The Invasion of Yellow Crazy Ants

As one of the world’s top 100 worst invasive species (Lowe et al., 2000), the yellow crazy ants (Anoplolepis gracilipes) have now invaded Singapore! This species of ants are notorious of forming multi-queen supercolonies and invading large areas, which is one of the leading factors for its disastrous impact (Abbott, 2006). However, not many of us actually know about this particular “invasion”. In a quick survey around NUS, these ants are found in high densities at the patch of adinandra belukar secondary forest just behind NUH!

A close up picture of a yellow crazy ant.

A close up picture of a yellow crazy ant.

The yellow crazy ants got their name from their pale yellow colour and their frenetic or “crazy” movement when disturbed. Their extremely long legs allow them to move rapidly, which may give them an advantage over other ants when foraging the leaf litter for food. They are rather aggressive and sometimes also spray formic acid into other competing ants. Luckily, these ants does not seem to bite humans.

It’s hard not to wonder how creatures this small a size can actually cause a significant impact. However, this species of ants received worldwide attention for its devastating impact on endemic birds of Seychelles (Hill et al., 2003) and the red land crabs of Christmas Island (Abbott, 2006). In a recent study, these ants have shown high degree of exploitative and interference competition, and have successfully establish several colonies in Kent Ridge Forest and Bukit Timah Nature Reserve (Cedric et al., unpublished data). It is really hard to imagine what will happen if the population of these ants suddenly explodes. And for the current time being, the invasion progress of the yellow crazy ants have to be minitored.


Abbott K.L. (2006). Spatial dynamics of supercolonies of the invasive yellow crazy ant, Anoplolepis gracilipes, on Christmas Island, Indian Ocean. Diversity and Distributions. Vol. 12. pp.101-110.

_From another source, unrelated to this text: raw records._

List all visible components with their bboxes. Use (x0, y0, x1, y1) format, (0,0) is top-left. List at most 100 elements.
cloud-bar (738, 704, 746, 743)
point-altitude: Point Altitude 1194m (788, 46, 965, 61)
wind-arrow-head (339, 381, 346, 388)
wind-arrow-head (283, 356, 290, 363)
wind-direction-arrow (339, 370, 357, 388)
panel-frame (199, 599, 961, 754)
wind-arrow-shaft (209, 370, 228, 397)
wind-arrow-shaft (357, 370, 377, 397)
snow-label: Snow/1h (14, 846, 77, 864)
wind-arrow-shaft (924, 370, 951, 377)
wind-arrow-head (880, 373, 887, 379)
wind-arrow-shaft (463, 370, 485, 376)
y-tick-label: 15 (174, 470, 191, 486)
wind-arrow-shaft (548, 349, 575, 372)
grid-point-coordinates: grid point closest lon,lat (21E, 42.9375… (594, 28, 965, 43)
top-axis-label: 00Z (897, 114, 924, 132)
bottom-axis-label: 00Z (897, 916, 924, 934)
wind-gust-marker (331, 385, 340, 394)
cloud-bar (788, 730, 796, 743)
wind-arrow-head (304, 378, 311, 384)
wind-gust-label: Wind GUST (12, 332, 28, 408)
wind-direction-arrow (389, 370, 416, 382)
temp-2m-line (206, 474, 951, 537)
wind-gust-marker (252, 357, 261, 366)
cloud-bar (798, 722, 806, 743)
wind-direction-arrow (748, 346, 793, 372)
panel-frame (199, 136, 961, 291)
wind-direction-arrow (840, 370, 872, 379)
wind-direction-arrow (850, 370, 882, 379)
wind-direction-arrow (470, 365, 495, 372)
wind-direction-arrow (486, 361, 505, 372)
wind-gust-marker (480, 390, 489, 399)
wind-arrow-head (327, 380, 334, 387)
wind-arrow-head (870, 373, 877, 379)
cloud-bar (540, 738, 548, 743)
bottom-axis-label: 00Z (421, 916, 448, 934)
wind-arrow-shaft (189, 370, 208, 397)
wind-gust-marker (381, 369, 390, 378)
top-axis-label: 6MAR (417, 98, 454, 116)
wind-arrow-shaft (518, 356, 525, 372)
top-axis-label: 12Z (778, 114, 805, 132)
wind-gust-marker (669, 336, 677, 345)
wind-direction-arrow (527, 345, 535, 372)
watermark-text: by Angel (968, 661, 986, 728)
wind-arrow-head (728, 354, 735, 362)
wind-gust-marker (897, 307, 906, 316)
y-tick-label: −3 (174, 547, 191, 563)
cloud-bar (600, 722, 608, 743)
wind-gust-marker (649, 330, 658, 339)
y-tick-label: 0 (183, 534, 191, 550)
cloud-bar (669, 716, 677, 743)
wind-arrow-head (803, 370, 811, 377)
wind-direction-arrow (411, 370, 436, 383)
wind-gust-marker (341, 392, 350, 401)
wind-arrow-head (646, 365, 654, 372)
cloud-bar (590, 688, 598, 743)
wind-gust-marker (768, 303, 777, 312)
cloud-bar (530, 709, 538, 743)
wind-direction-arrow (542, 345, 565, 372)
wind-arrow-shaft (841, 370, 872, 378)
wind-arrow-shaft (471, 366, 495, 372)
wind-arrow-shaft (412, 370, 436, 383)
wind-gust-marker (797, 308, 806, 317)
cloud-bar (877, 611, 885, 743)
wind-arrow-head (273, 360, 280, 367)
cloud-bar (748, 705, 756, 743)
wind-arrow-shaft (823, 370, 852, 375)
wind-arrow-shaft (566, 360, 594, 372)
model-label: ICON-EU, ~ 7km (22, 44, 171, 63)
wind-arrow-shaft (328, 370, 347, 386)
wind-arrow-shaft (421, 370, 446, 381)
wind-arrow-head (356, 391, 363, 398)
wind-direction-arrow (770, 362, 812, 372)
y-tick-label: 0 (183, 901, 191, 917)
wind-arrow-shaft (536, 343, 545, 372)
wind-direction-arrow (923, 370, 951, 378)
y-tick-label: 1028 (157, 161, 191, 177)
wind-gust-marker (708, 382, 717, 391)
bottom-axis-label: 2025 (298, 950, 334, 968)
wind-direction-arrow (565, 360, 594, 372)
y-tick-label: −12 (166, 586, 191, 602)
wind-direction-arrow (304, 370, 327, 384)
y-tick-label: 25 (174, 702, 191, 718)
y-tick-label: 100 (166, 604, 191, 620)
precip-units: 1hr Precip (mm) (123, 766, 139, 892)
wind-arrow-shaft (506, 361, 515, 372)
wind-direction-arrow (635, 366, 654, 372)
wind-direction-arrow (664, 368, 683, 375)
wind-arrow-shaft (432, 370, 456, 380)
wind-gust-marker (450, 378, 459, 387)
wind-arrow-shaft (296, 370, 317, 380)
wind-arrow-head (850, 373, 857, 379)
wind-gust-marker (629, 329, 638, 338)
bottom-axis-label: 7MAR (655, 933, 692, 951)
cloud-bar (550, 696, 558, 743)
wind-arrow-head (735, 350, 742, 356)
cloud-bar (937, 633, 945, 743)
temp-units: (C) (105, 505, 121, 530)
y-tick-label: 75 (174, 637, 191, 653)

Cedric K.W.T., Teh H.Y., Lee G., Corlett R.T. (unpublished data). Invasion of the Yellow Crazy Ant in Singapore.

Hill M., Holm K., Vel T., Shah N.J., Matyot P. (2003). Impact of the introduced yellow crazy ant Anoplolepis gracilipes on Bird Island, Seychelles. Biodiversity and Conservation. Vol. 12.  pp.1969-1984.

Lowe S., Browne M., Boudjelas S., De Poorter M. (2000). 100 of the world’s worst invasive alien species. Invasive Species Specialist Group.